Temperature

• Dec 6th 2009, 04:19 PM
Morgan82
Temperature
A pan of water (46 degrees) was put into a fridge. Ten min later, its temp was 39. Ten min after that, it was 33. Use newtons law of cooling. How cold was the fridge?

I know his law, but how do I find the rate?
• Dec 6th 2009, 06:50 PM
HallsofIvy
Quote:

Originally Posted by Morgan82
A pan of water (46 degrees) was put into a fridge. Ten min later, its temp was 39. Ten min after that, it was 33. Use newtons law of cooling. How cold was the fridge?

I know his law, but how do I find the rate?

Let $\displaystyle T_R$ be the temperature inside the refridgerator (which we can assume is kept constant) and let T(t) be the temperature of the water after t minutes. "Newton's law of cooling says that heat will flow from a hotter object to a cooler at a rate proportional to the difference in temperature.
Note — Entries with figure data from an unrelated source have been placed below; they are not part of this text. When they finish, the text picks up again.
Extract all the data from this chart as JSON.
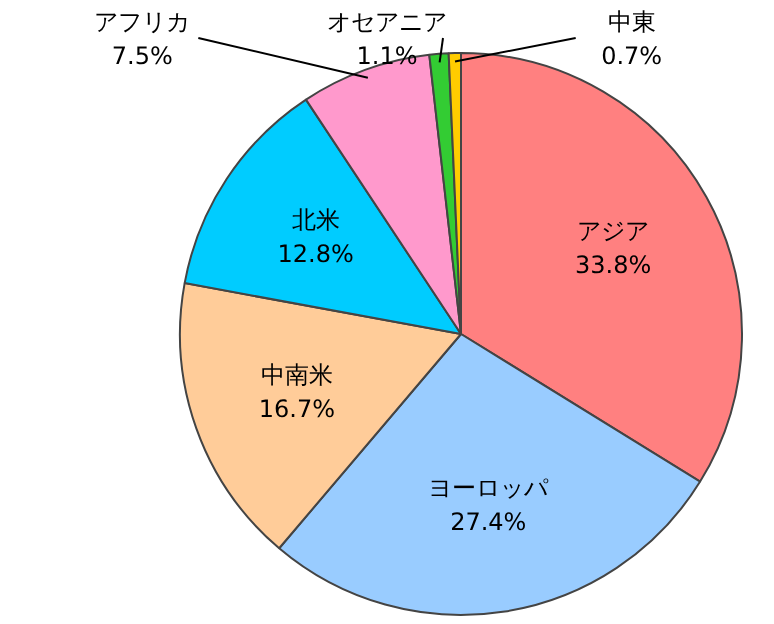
{
  "chart_data": {
    "type": "pie",
    "categories": [
      "アジア",
      "ヨーロッパ",
      "中南米",
      "北米",
      "アフリカ",
      "オセアニア",
      "中東"
    ],
    "values": [
      33.8,
      27.4,
      16.7,
      12.8,
      7.5,
      1.1,
      0.7
    ],
    "colors": [
      "#ff8080",
      "#99ccff",
      "#ffcc99",
      "#00ccff",
      "#ff99cc",
      "#33cc33",
      "#ffcc00"
    ],
    "value_labels": [
      "33.8%",
      "27.4%",
      "16.7%",
      "12.8%",
      "7.5%",
      "1.1%",
      "0.7%"
    ],
    "legend": false
  }
}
Since the temperature is proportional to the amount of heat in the object, we can put the two proportions together to say $\displaystyle \frac{dT}{dt}= k (T- T_R)$ where "k" is the, yet unknown, constant of proportion.
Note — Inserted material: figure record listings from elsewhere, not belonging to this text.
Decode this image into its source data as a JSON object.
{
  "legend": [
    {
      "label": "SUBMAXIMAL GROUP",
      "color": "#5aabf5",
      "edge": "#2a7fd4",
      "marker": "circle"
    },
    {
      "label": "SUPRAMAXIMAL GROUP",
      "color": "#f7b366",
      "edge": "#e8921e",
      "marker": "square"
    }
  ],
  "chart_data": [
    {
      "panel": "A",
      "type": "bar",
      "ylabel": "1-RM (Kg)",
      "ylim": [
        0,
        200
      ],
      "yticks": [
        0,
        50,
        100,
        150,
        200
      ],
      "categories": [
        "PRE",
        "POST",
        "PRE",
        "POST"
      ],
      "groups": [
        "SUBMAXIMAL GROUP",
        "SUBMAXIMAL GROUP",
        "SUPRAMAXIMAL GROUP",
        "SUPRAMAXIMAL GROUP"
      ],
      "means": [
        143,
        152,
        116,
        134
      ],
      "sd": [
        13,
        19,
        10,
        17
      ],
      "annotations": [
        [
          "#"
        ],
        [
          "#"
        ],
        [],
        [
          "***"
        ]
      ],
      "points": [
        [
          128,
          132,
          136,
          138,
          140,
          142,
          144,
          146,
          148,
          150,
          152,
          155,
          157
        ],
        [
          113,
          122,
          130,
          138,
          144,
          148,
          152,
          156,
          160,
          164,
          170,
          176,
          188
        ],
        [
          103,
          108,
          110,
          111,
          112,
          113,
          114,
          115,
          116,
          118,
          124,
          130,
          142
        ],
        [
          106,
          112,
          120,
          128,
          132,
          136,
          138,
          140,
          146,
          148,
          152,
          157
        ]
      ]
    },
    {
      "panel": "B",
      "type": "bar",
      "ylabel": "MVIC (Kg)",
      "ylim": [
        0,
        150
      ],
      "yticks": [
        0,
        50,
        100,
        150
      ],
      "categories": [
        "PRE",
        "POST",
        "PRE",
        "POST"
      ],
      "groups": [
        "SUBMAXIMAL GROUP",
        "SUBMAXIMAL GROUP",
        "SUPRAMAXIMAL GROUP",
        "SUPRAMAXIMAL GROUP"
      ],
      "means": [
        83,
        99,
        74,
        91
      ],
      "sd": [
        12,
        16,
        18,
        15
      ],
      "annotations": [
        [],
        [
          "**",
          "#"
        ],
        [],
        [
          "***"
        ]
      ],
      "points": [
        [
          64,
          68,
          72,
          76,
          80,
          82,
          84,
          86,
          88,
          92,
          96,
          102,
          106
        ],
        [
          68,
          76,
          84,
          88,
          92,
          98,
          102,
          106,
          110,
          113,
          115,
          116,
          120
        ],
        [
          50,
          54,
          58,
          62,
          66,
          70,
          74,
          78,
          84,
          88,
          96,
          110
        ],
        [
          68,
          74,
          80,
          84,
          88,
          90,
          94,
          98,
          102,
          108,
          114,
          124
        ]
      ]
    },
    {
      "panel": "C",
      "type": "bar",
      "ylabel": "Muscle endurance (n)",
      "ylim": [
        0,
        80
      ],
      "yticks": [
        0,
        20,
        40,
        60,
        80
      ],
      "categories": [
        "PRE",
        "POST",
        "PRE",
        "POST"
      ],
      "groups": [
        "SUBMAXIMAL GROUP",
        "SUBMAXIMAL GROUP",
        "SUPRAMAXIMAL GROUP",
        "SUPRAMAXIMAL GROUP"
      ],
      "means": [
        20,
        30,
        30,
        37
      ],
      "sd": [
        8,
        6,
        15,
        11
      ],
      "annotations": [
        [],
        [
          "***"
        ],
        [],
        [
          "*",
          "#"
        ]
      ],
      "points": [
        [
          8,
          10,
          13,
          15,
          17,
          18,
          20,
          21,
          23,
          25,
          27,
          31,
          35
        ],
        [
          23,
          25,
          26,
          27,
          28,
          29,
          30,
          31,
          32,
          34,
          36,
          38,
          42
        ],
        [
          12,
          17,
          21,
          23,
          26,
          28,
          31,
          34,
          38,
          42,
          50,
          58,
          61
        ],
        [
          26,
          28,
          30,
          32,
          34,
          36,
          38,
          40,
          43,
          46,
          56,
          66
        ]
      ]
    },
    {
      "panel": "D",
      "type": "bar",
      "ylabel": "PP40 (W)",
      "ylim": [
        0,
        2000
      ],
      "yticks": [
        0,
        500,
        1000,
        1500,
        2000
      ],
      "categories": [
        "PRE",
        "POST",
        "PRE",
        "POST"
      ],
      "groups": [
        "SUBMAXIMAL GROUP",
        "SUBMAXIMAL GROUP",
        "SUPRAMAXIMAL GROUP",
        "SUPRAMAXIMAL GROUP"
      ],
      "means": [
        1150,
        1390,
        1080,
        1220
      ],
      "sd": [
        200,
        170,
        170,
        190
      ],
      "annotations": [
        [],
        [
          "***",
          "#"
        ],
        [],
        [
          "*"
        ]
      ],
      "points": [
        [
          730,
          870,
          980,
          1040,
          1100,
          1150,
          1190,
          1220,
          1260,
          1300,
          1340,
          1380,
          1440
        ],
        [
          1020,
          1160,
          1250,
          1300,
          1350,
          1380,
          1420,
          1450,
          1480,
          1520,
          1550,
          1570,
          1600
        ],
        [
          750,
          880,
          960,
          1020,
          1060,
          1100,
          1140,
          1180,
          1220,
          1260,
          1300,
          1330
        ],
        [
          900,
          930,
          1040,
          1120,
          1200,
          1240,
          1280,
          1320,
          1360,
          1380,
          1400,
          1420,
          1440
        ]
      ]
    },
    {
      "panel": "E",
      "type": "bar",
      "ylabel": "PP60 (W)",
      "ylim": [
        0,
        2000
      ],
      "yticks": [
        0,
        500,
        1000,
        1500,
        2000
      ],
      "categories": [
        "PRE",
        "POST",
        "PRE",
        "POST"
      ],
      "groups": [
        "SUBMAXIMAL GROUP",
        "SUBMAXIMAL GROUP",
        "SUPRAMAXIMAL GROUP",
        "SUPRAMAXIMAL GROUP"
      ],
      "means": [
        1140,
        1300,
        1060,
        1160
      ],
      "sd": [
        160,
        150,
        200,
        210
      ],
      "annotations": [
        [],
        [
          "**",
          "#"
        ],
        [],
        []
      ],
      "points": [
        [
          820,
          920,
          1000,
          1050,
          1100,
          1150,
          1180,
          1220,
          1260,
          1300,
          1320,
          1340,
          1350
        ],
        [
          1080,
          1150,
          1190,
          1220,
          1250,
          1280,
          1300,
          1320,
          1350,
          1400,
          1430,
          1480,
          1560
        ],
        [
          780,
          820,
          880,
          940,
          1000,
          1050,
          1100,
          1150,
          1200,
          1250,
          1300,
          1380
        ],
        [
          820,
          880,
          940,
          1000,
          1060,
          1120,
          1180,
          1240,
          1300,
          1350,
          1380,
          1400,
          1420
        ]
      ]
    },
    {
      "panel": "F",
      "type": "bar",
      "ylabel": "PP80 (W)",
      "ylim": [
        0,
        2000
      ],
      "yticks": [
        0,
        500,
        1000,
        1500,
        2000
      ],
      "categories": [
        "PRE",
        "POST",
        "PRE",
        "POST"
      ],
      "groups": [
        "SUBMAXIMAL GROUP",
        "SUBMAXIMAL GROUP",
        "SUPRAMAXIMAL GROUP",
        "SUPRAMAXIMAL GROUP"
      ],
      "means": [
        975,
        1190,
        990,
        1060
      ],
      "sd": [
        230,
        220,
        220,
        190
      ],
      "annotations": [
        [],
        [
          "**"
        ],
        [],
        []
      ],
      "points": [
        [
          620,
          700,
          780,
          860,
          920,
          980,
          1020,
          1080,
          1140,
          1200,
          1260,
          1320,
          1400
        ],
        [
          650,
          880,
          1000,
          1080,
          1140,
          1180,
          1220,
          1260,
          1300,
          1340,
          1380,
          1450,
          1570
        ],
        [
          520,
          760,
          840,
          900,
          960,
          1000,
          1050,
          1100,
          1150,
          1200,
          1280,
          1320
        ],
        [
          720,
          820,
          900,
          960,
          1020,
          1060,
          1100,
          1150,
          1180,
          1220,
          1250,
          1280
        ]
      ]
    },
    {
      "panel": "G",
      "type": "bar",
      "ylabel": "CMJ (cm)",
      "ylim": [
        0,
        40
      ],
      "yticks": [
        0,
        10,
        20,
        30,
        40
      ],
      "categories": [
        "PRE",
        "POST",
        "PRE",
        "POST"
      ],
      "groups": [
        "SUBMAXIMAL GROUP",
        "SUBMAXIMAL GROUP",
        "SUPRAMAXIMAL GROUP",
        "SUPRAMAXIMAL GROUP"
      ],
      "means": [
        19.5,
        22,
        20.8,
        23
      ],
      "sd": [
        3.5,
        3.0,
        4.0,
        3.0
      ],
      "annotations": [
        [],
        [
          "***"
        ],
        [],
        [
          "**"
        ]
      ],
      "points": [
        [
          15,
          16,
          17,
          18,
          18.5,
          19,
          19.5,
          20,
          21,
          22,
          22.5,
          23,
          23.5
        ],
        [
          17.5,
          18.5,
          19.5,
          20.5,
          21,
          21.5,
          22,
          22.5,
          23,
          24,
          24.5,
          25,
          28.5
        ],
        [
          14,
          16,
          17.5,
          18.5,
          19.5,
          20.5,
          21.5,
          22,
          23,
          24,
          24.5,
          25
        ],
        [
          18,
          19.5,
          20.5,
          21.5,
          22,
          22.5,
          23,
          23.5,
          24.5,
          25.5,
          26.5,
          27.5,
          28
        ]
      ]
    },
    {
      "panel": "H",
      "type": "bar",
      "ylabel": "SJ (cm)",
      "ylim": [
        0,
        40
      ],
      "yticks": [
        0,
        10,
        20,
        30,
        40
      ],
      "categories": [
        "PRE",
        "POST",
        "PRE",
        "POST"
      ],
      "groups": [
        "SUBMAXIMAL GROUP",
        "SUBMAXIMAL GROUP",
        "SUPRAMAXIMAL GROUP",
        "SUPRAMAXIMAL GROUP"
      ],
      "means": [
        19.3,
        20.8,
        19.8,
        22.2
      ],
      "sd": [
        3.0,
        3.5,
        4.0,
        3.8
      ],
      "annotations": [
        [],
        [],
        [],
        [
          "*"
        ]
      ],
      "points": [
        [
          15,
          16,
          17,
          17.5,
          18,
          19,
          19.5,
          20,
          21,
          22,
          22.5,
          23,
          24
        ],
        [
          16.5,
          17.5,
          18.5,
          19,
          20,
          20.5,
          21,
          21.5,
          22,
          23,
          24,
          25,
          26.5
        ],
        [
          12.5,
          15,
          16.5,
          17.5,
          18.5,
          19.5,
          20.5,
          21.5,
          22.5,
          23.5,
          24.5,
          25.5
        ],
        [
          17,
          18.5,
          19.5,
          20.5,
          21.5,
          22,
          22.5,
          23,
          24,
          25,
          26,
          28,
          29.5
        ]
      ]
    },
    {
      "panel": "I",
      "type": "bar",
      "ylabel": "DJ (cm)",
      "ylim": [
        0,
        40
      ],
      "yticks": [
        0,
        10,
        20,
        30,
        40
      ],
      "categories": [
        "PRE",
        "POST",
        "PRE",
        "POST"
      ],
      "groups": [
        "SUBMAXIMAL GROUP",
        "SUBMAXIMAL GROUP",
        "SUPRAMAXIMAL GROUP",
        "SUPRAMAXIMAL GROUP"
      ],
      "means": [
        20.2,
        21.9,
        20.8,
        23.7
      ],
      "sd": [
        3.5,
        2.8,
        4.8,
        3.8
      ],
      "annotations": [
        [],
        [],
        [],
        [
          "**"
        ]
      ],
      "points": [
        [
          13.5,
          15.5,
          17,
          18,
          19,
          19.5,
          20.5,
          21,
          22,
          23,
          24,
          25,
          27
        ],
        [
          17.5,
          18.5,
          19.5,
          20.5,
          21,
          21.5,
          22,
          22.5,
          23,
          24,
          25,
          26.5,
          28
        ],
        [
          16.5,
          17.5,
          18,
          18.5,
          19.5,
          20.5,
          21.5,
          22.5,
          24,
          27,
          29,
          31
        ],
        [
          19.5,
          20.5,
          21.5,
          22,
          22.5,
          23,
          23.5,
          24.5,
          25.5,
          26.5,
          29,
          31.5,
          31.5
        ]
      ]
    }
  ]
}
That is a relatively simple separable differential equation which you can solve by integrating both sides of $\displaystyle \frac{dT}{T- T_R}= k dt$.

That will, of course, depend upon three unknown constants, k, $\displaystyle T_R$, and the constant of integration. Fortunately, you have three equations, T(0)= 46, T(10)= 39, and T(20)= 33. You can solve those three equations for the three constants, in particular $\displaystyle T_R$ which is what you are asked.